Tursla did not know if she had made some signal but the guards suddenly released their hold u
pon Simond and he fell forward. There must have remained some spark of awareness in him, for he put out his hands, though he was on his knees, to catch at the edge of the step on which the chair stood. Now he raised his head by visible effort and lurched forward and up, for he grasped at the chair itself, and dragged himself to his feet.
The girl could not see his face. Without knowing she had done so, she broke from Mafra’s side and edged along, pushing by others, seeing none of them, coming closer to where the captive stood.
“What do you want of me?” he asked as he edged around, so that he half faced the Torfolk.
Affric took a step forward and spat. His mouth was a vicious slit.
“Half-blood! We want from you what you have no right to—that part which is of Tormarsh!”
There was a sound like the far-off squall of a wak-lizard. Unnanna laughed.
“They are right, half-blood. You are part of Tor. Let that part now give us what we need.” Her tongue curled over her lower lip, swept from side to side as if she licked moss-honey and savored the sweetness of that delicacy.
“We need life,” she leaned closer to the arm of the chair where Simond still had his hand, using that hold to support him. “Blood is life, half-breed. By Volt’s word we dare not take it from our own kind, and we cannot take from one who is full outlander, for between the twain of us there is no common heritage. You are neither one nor the other; therefore you are ripe for our purpose.”
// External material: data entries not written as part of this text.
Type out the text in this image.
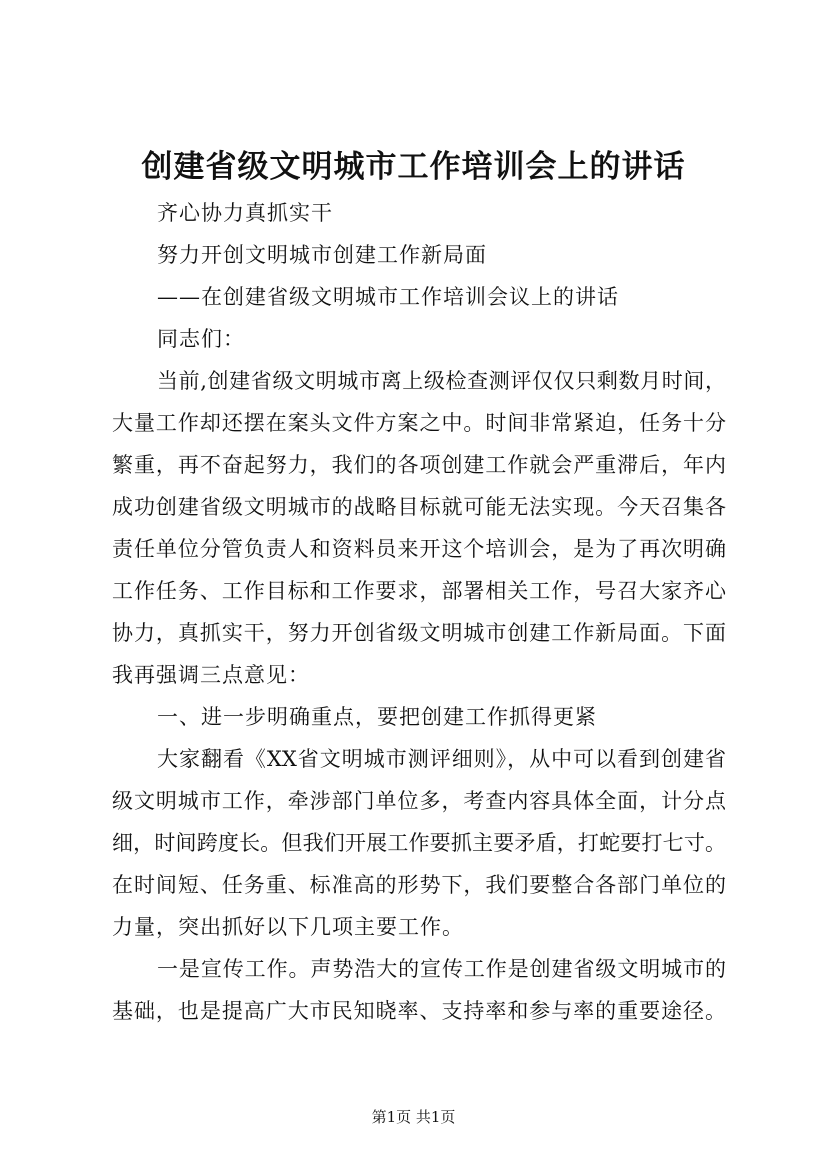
创建省级文明城市工作培训会上的讲话
齐心协力真抓实干
努力开创文明城市创建工作新局面
——在创建省级文明城市工作培训会议上的讲话
同志们：
当前,创建省级文明城市离上级检查测评仅仅只剩数月时间，
大量工作却还摆在案头文件方案之中。时间非常紧迫，任务十分
繁重，再不奋起努力，我们的各项创建工作就会严重滞后，年内
成功创建省级文明城市的战略目标就可能无法实现。今天召集各
责任单位分管负责人和资料员来开这个培训会，是为了再次明确
工作任务、工作目标和工作要求，部署相关工作，号召大家齐心
协力，真抓实干，努力开创省级文明城市创建工作新局面。下面
我再强调三点意见：
一、进一步明确重点，要把创建工作抓得更紧
大家翻看《XX省文明城市测评细则》，从中可以看到创建省
级文明城市工作，牵涉部门单位多，考查内容具体全面，计分点
细，时间跨度长。但我们开展工作要抓主要矛盾，打蛇要打七寸。
在时间短、任务重、标准高的形势下，我们要整合各部门单位的
力量，突出抓好以下几项主要工作。
一是宣传工作。声势浩大的宣传工作是创建省级文明城市的
基础，也是提高广大市民知晓率、支持率和参与率的重要途径。
第1页 共1页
“You know of what House I am.” Simond held his head high and now his eyes caught the Clan Mother’s in a compelling stare. “I am the son of he who took Volt’s axe—by Volt’s own wishing. Do you think then that Volt will look with approval on the fate you would give me?”
“Where is the axe now?” Unnanna demanded. “Yes, Koris of Gorm took it; but is it not now gone from him? Volt’s favor follows the axe. With it destroyed, he has lost interest in you.”